For some, body image disturbance is the initial issue. Persistent dissatisfaction, distorted perception of size or shape, or placing excessive value on appearance can trigger unhealthy eating behaviors that eventually develop into a diagnosable eating disorder. This is supported by longitudinal studies showing that body dissatisfaction in adolescence increases the risk of developing an eating disorder later (Stice & Shaw, 2002).

For others, the eating disorder develops first, and body image disturbance follows. For example, someone might start restricting food for reasons unrelated to body image (e.g., a desire for control, stress relief, or athletic performance). Still, over time, the physical and psychological effects of restriction (combined with constant attention to weight and shape) can distort how they see and evaluate their body.

Most often, once both are present, they reinforce each other. The eating disorder behaviors (like restriction, body checking, or binge/purge cycles) keep attention locked on the body, while the distorted perceptions and overvaluation of appearance fuel the behaviors, making each harder to treat without also addressing the other (Fairburn, Cooper, & Shafran, 2003).

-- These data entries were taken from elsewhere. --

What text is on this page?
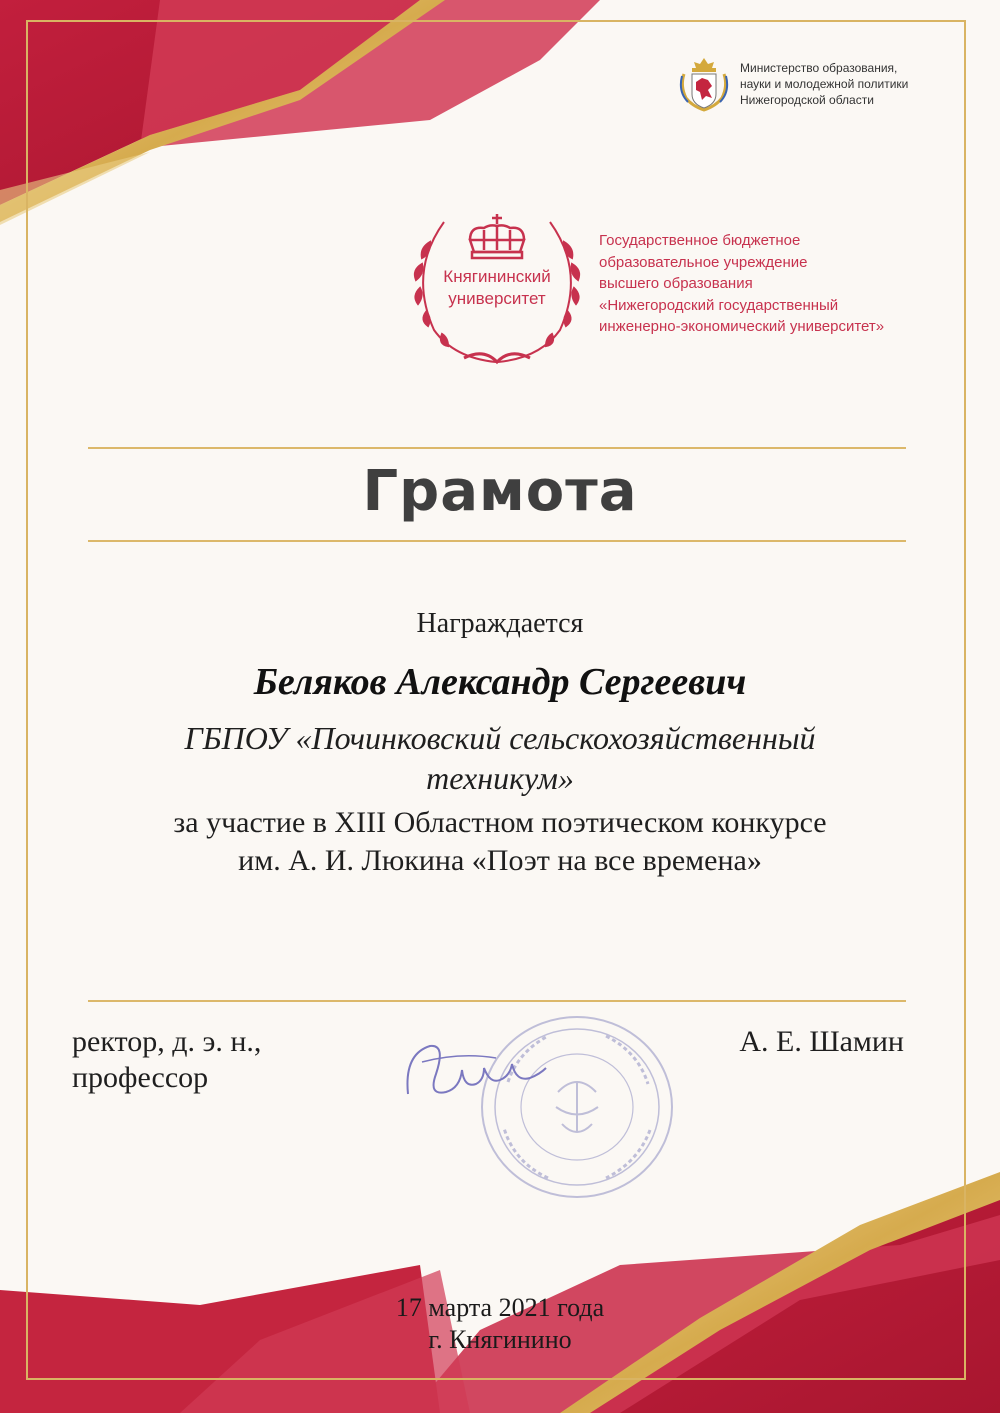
Министерство образования,
науки и молодежной политики
Нижегородской области
Княгининский
университет
Государственное бюджетное
образовательное учреждение
высшего образования
«Нижегородский государственный
инженерно-экономический университет»
Грамота
Награждается
Беляков Александр Сергеевич
ГБПОУ «Починковский сельскохозяйственный
техникум»
за участие в XIII Областном поэтическом конкурсе
им. А. И. Люкина «Поэт на все времена»
ректор, д. э. н.,
профессор
А. Е. Шамин
17 марта 2021 года
г. Княгинино
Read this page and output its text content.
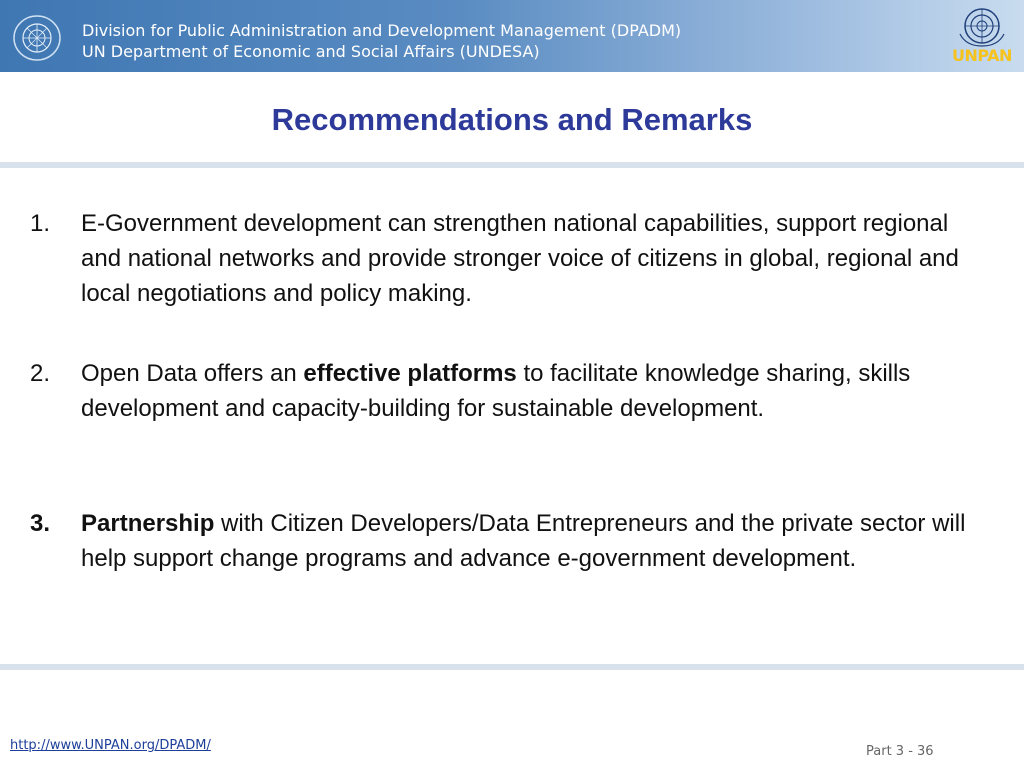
Division for Public Administration and Development Management (DPADM)
UN Department of Economic and Social Affairs (UNDESA)	UNPAN
Recommendations and Remarks
1. E-Government development can strengthen national capabilities, support regional and national networks and provide stronger voice of citizens in global, regional and local negotiations and policy making.
2. Open Data offers an effective platforms to facilitate knowledge sharing, skills development and capacity-building for sustainable development.
3. Partnership with Citizen Developers/Data Entrepreneurs and the private sector will help support change programs and advance e-government development.
http://www.UNPAN.org/DPADM/	Part 3 - 36
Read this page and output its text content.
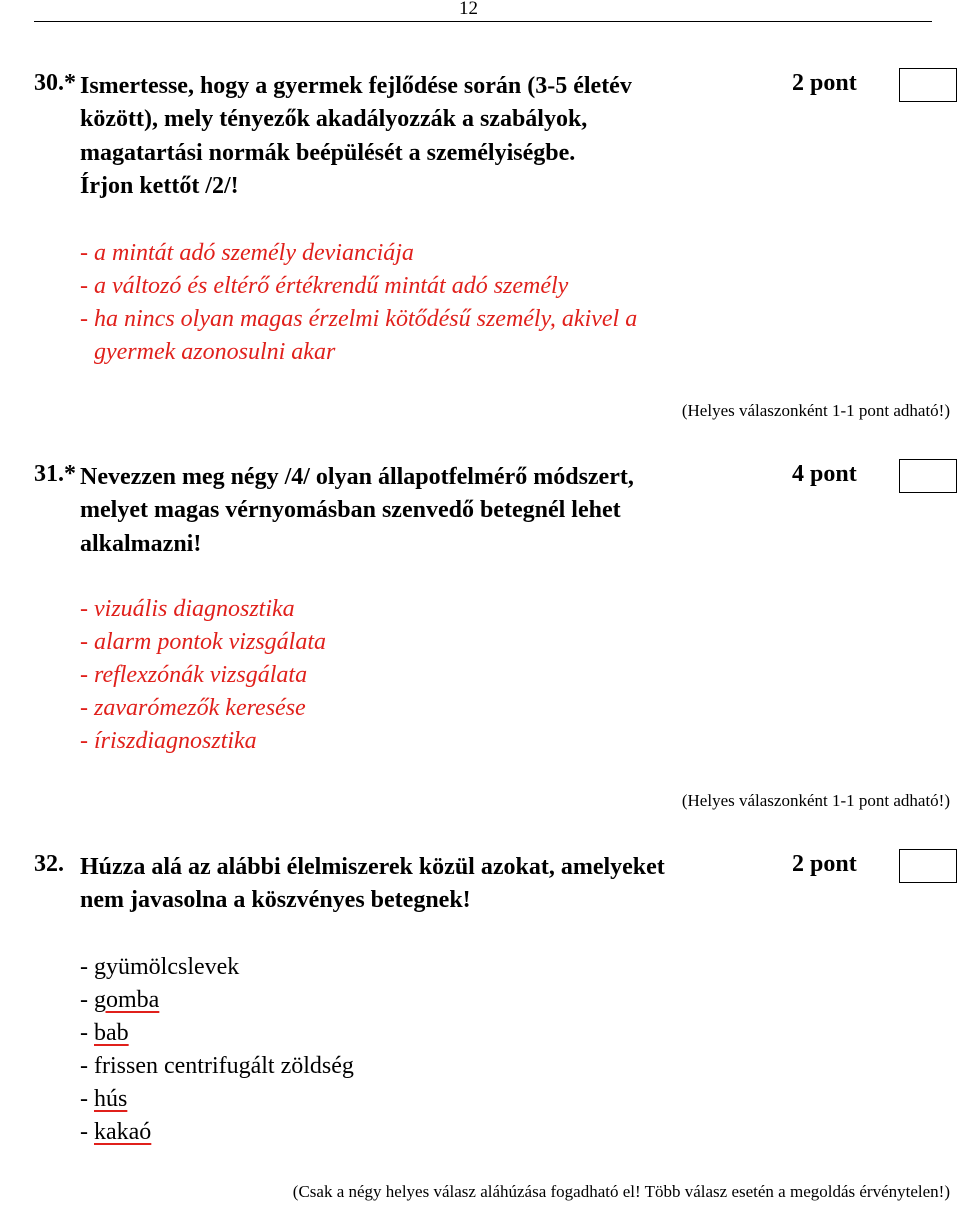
12
30.* Ismertesse, hogy a gyermek fejlődése során (3-5 életév
között), mely tényezők akadályozzák a szabályok,
magatartási normák beépülését a személyiségbe.
Írjon kettőt /2/!
2 pont
- a mintát adó személy devianciája
- a változó és eltérő értékrendű mintát adó személy
- ha nincs olyan magas érzelmi kötődésű személy, akivel a
gyermek azonosulni akar
(Helyes válaszonként 1-1 pont adható!)
31.* Nevezzen meg négy /4/ olyan állapotfelmérő módszert,
melyet magas vérnyomásban szenvedő betegnél lehet
alkalmazni!
4 pont
- vizuális diagnosztika
- alarm pontok vizsgálata
- reflexzónák vizsgálata
- zavarómezők keresése
- íriszdiagnosztika
(Helyes válaszonként 1-1 pont adható!)
32. Húzza alá az alábbi élelmiszerek közül azokat, amelyeket
nem javasolna a köszvényes betegnek!
2 pont
- gyümölcslevek
- gomba
- bab
- frissen centrifugált zöldség
- hús
- kakaó
(Csak a négy helyes válasz aláhúzása fogadható el! Több válasz esetén a megoldás érvénytelen!)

How Distorted Body Image Can Reinforce an Eating Disorder

Body image disturbance isn’t just something that happens alongside an eating disorder — it can actually help keep the disorder going.

Even when an individual begins treatment and changes their eating habits, a distorted view of their body or an extreme focus on appearance can continue to fuel unhealthy behaviors. For example, if a person still believes they are “too big” despite being medically underweight or normal weight, they may return to restrictive dieting or over‑exercise to “fix” what they see. This is what researchers mean when they call body image disturbance a maintaining mechanism — it reinforces the thoughts, feelings, and behaviors that drive the eating disorder (Fairburn, Cooper, & Shafran, 2003).

Studies show that individuals with persistent body image disturbance are more likely to relapse after eating disorder treatment and often have more severe symptoms overall. In other words, if the distorted perception and over‑critical self‑evaluation aren’t addressed directly, the eating disorder has a stronger hold and is harder to fully recover from (Cash & Deagle, 1997).

Addressing Body Image Distortion in Eating Disorder Treatment

Treating an eating disorder isn’t just about changing eating habits — it’s also about reshaping the way an individual sees and evaluates their body. Because body image distortion can help maintain the disorder, effective treatment often includes targeted strategies to address it directly.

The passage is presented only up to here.